Poi spiegò come con la forza di volontà e la speranza di riprendere presto la sua amata attività era riuscito a superare l’abbattimento e ad uscirne.
- Allora si ricominicia!
– esclamò raggiante Gennifer.
Il volto del professore si incupì e con voce strozzata:
- Purtroppo no. Cara Signorina Genni. No. Non si può ricominciare. E’ finita.
- Non si può
ricominciare? Finita?
Pyton tirò fuori la lettera dell’O.N.K. e la porse alla donna. Genni la lesse e rimase costernata. Guardò il professore con le lacrime agli occhi incapace di pronunciare una qualche
parola.
- Capisce? Sono finito. La mia vita è finita.

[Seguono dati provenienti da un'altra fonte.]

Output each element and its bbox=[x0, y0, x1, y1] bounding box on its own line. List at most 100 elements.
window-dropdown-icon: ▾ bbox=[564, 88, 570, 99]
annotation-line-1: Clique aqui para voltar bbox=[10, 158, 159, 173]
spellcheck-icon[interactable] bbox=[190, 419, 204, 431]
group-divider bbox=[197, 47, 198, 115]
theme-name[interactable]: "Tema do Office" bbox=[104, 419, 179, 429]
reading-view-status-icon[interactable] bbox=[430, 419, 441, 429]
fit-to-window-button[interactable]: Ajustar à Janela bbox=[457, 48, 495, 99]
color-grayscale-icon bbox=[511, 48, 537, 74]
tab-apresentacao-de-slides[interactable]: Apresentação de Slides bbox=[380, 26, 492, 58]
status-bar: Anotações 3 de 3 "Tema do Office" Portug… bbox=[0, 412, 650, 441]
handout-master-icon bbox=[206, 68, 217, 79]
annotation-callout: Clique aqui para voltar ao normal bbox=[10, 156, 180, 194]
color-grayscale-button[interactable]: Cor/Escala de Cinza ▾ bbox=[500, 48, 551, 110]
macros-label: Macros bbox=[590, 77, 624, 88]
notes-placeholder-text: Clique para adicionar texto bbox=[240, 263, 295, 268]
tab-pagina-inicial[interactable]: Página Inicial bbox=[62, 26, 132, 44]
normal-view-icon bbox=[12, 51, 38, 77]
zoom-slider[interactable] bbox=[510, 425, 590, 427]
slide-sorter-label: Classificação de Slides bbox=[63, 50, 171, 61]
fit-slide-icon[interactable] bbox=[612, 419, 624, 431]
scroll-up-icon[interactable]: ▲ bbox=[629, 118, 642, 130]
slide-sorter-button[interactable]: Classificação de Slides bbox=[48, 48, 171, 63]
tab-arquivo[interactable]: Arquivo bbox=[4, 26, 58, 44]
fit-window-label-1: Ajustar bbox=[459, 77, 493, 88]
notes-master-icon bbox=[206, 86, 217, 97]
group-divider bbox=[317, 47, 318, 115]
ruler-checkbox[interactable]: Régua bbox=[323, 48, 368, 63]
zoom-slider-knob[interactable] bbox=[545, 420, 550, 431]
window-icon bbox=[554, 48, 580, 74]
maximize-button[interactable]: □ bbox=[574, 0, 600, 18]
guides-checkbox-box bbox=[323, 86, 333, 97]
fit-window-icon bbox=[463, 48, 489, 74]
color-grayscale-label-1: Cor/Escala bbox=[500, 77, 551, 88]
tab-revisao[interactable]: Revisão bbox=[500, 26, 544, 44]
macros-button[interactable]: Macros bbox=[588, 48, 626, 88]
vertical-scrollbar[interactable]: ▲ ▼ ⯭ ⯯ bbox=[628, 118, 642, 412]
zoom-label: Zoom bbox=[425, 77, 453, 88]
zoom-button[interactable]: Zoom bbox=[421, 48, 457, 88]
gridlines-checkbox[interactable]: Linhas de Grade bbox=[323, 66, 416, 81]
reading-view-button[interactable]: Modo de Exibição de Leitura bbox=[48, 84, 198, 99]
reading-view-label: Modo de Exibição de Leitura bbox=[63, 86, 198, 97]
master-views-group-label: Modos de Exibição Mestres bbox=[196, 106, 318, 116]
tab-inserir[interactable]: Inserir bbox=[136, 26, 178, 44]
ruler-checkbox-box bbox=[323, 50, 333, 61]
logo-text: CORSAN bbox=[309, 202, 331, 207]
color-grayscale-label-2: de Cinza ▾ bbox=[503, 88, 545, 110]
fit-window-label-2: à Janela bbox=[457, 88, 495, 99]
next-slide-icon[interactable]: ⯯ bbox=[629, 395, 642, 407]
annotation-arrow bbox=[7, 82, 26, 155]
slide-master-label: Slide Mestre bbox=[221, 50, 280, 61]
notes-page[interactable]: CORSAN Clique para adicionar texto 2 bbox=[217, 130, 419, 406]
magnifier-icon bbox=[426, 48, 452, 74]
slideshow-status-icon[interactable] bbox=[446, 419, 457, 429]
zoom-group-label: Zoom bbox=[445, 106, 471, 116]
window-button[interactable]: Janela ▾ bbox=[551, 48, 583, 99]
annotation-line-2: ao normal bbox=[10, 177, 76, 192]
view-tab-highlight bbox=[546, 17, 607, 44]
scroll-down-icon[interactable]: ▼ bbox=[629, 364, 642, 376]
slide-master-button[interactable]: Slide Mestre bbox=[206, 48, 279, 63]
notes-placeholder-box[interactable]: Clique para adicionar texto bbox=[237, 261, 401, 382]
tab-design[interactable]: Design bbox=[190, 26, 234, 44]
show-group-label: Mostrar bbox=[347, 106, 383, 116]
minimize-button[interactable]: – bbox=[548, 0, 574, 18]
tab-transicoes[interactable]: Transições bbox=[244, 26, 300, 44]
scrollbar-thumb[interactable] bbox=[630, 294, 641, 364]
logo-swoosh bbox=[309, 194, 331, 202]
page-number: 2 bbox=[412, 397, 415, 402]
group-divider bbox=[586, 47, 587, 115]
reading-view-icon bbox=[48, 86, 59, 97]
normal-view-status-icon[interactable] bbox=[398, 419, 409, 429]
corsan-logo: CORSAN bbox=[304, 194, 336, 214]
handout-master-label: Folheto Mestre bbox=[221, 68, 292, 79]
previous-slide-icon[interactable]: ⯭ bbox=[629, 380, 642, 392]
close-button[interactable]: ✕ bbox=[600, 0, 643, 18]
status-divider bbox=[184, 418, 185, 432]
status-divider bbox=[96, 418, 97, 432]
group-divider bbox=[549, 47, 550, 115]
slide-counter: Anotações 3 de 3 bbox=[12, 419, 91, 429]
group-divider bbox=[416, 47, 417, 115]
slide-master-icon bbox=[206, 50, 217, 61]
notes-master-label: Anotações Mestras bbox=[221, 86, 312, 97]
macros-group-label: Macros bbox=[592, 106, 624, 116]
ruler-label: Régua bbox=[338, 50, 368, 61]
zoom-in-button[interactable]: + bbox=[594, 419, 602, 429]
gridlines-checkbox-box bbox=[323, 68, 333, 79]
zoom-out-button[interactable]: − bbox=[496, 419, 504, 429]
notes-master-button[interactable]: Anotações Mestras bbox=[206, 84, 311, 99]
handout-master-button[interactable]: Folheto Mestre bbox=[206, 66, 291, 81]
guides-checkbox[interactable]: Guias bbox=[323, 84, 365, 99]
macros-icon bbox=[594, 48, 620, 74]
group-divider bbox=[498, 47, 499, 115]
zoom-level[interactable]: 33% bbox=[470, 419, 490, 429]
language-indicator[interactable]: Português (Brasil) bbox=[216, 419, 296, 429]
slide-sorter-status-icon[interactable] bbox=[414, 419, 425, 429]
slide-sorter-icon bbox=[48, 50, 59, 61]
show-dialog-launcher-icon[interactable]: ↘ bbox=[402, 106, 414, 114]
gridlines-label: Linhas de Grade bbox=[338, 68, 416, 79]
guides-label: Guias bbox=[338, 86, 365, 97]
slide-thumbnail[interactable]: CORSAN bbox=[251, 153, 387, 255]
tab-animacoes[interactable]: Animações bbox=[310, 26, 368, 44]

Di fronte a quelle affermazioni piene di tristezza, comprendendo che il professore le stava pronunciando con estrema convinzione Gennifer capì che dipendeva da lei la salvezza dell’uomo e con voce la più dolce
possibile cominciò a consolarlo. Prima di tutto gli assicurò la sua perpetua amicizia, poi lo convinse che anche se non poteva più esercitare la sua professione poteva sempre però trovare un lavoro
affine con il quale vivere e ricavarne anche qualche soddisfazione, tenuto conto che era anche specializzato in biologia, genetica e veterinaria ed era radiato dall’albo dei kosmoiatri ma nessuno gli vietava di iscrivere
ai rispettivi albi delle suddette specializzazioni. Così pian piano, con tali e altri argomenti della Genni, Pyton si rasserenò. Promise che ci avrebbe pensato su e che nel giro di un paio di giorni gli avrebbe
fatto piacere rincontrarla per pianificare insieme il futuro. Lasciò la casa ringraziando l’amica e fece ritorno nella sua abitazione. Il discorso della Genni non era male. D’altra parte aveva sempre avuto
una particolare passione per gli animali anche se, dato il suo lavoro indefesso che gli impediva di accudirle, non aveva mai voluto tenere bestioline in casa. Ma quella del veterinario non era male. Così quando si rincontrò
con Gennifer le manifestò la sua decisione di sfruttare la sua specializzazione in veterinaria. Prese contatto con l’O.N.V. . Gli fu richiesto un esame per essere iscritto. Gli ci volle un mesetto per ripassare
la materia e sostenere la prova. Passò brillantemente e si ritrovò iscritto all’albo dell’O.N.V. Forte di tale iscrizione, con l’aiuto dell’ex segretaria trovò un lavoro in una pensione
per cani. La sua vita riprese . Certo non con l’entusiasmo di un tempo, non con l’interesse di una volta, ma a poco a poco anche il mondo delle bestiole lo coinvolse interiormente. La tenerezza dei cuccioli, gli
scodinzolamenti festosi con i quali le bestie esprimevano la loro gratitudine, lo ripagavano di tante amarezze e quando qualche pensiero nostalgico dell’illustre passato gli stringeva il cuore e si riaffacciavano i sintomi
dell’ipocondria ripensava alla triste esperienza della colonia penale e si consolava ripetendosi spesso l’adagio da lui stesso coniato e di cui aveva fatto fare una targa da appendere nel suo ufficio: Meglio libero tra cani in gabbia che in gabbia tra cani liberi.